Nights like this mean that I am in and out of the kitchen in well under half an hour. Prep a salad or skillet of rice to eat with it and dinner is served.
Halibut is the least “fishy” of any fish I’ve tried and my whole family eats it happily. We are lucky enough to still have a few pounds of halibut stashed in the freezer, so I thawed some for dinner last week.
I marinated it using the last of the fresh herbs in the house and a sprinkling of dry ones as well. Feel free to mix and match according to what you have on hand.
While my oldest two boys wouldn’t declare this a favorite, they ate it without complaint. This is a big deal for two small boys who have recently declared themselves to no longer be fans of fish. Those of us who enjoy fish thought this was delicious.
Lemony Garlic and Herb Halibut
- 1 1/2 lbs halibut or the fish of your choice
- 4 cloves garlic minced
- 3/4 cup olive oil
- 1/4 cup fresh lemon juice this was the juice of 1 medium size lemon
- 1 teaspoon kosher salt
- 1/2 teaspoon freshly cracked black pepper
- Optional: 1/4 teaspoon cayenne this won't add much heat, it is added for flavor
- 2 tablespoons Italian parsley leaves chopped small
- 1 tablespoon fresh basil minced or 1 teaspoon dried basil
- 1 tablespoon fresh rosemary leaves or 1/2 teaspoon ground rosemary
- 1 tablespoon fresh thyme leaves or 1 teaspoon dried thyme
- Place all the marinade ingredients in a large ziploc bag and shake or squeeze to mix. Add the fish to the bag and then seal it, removing as much air as possible. Gently squeeze to make sure all pieces are covered in the marinade. Lay the bag flat in the refrigerator and allow it to marinate for an hour or two.

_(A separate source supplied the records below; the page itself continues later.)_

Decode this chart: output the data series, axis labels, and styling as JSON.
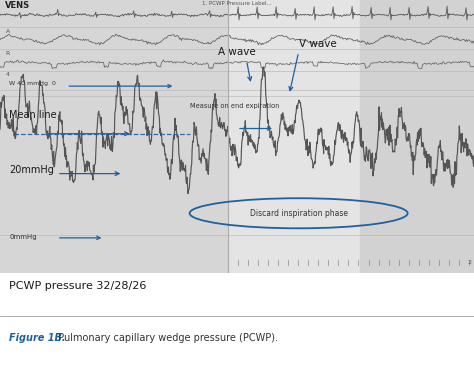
{
  "title": "PCWP pressure 32/28/26",
  "figure_label": "Figure 1B.",
  "figure_caption": " Pulmonary capillary wedge pressure (PCWP).",
  "header_text_left": "VENS",
  "header_text_center": "1. PCWP Pressure Label...",
  "label_mean_line": "Mean line",
  "label_20mmhg": "20mmHg",
  "label_0mmhg": "0mmHg",
  "label_40mmhg": "W 40 mmHg  0",
  "label_a_wave": "A wave",
  "label_v_wave": "V wave",
  "label_measure": "Measure on end expiration",
  "label_discard": "Discard inspiration phase",
  "chart_bg_light": "#e8e8e8",
  "chart_bg_dark": "#d4d4d4",
  "chart_right_bg": "#d8d8d8",
  "arrow_color": "#2060a0",
  "line_color": "#606060",
  "thin_line_color": "#888888",
  "ellipse_color": "#2060a0",
  "text_dark": "#1a1a1a",
  "text_mid": "#333333",
  "footer_white_bg": "#ffffff",
  "footer_grey_bg": "#d8d8d8",
  "footer_label_color": "#2060a0",
  "sep_line_color": "#cccccc",
  "row_sep_color": "#bbbbbb",
  "vspan_left_color": "#d6d6d6",
  "vspan_right_color": "#e4e4e4",
  "vspan_far_right_color": "#d2d2d2"
}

- Preheat the oven to broil. Line a large baking sheet with foil and then transfer the fish to the baking sheet. Broil for 8-10 minutes, depending on the thickness of your fillets. The fish should be firm and almost flaking. Be careful not to overcook and dry it out. Let it rest on the counter for a few minutes prior to serving. Enjoy!